Yeah because they dont just add them to any generated code. Although if you ask them to make some sort of UI that might involve graphics, they will happily add lots of emojis. They do add them very liberally, especially in headings, for writing articles, blog posts, repots etc.
> I have no idea what you're talking about. I code daily, with 80/90% of my work AI-assisted, and never had to clean one emoji.
It depends on what you ask it. Asking it to code won't generate a single emoji, but ask it to make a list, summarize something, and similar tasks and you will have it all over.
And I disagree with people who always try to stick whatever to "generational stuff" as if there's a distinct wall with total culture differences, plus assuming XYZ gen is a monolith to apply whatever label on. I think this is just an easy, lazy way to explain things that you couldn't understand or explain. Sure, you might have some differences between a 13-year-old and 55-year-old in some categories, but they still share a lot of common ground as well. But a 20-something and 30-something? Barely any difference, let alone at work where usually there are policies and whatnot that will restrict such differences from surfacing.
I wonder if some portion of these come from templates. Maybe there's a patient communication template that includes a telephone emoji, and it gets reused.
Health care workers are in a hurry when writing notes, so I doubt they're consulting their emoji pickers just to make their notes more interesting.
As doctors often do in clinical patient records, of course. (To be fair, the article also looks like care team-to-patient messages, so I'm sure there's some "happy fall!" messages in there.)
Are you saying they are adapting them in a kind of cultural adaptation to the ChatGPT outputs, or are you implying the higher likelihood that they sees simply unquestioningly posting/sending AI outputs?
It's the latter. Soo many "official" company communication is "a clown told the AI clown to generate something about the topic". Not even editing anything, just copy paste
AI is to be blamed, you can tell a content was mostly written by an AI when every category had emojis all over. The concerning part however, now we have a strong indicator that healthcare is relying on AI slop, and I don’t know why do we still pay them high wages or at least, why there’s a “shortage” of the workers.

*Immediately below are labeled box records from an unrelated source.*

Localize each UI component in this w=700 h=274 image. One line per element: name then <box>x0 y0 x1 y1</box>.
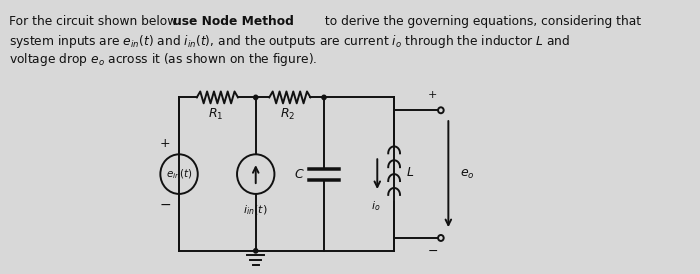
Circle shape <box>253 95 258 99</box>
Circle shape <box>322 95 326 99</box>
Text: to derive the governing equations, considering that: to derive the governing equations, consi… <box>321 15 641 28</box>
Text: $i_o$: $i_o$ <box>371 199 380 213</box>
Text: C: C <box>295 168 303 181</box>
Text: $R_1$: $R_1$ <box>208 107 223 122</box>
Text: $R_2$: $R_2$ <box>280 107 295 122</box>
Text: −: − <box>159 198 171 212</box>
Text: system inputs are $e_{in}(t)$ and $i_{in}(t)$, and the outputs are current $i_o$: system inputs are $e_{in}(t)$ and $i_{in… <box>9 33 570 50</box>
Text: $e_o$: $e_o$ <box>460 168 474 181</box>
Circle shape <box>438 235 444 241</box>
Text: +: + <box>428 90 437 100</box>
Text: voltage drop $e_o$ across it (as shown on the figure).: voltage drop $e_o$ across it (as shown o… <box>9 51 317 68</box>
Text: For the circuit shown below: For the circuit shown below <box>9 15 181 28</box>
Text: −: − <box>427 245 438 258</box>
Text: +: + <box>160 137 170 150</box>
Text: $e_{in}(t)$: $e_{in}(t)$ <box>166 167 193 181</box>
Text: L: L <box>406 166 413 179</box>
Text: $i_{in}(t)$: $i_{in}(t)$ <box>244 204 268 217</box>
Circle shape <box>253 249 258 253</box>
Text: use Node Method: use Node Method <box>172 15 293 28</box>
Circle shape <box>438 107 444 113</box>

Perhaps I'm in the minority, but I don't think emojis should be used at all in health records… It reminds me of stories my mum would tell me about when she would get a résumé pre-digital, and there would be a mark/symbol on it, and it might meant the person is fat, black, wears glasses, etc...
In the article they state "We found that emojis were sent in portal messages to patients aged 70 to 79 years at the second highest rate, after those aged 10 to 19 years" which implies some of this at least is in messages to patients.
I can see sending emojis as a way of trying to be friendly and informal in communications with patients, especially if the patients have already used them.
Patients are all different so I can see some of them hating their use, but I can also see some patients appreciating a more lighthearted tone.
Pediatrics in particular is full of this kind of stuff in general.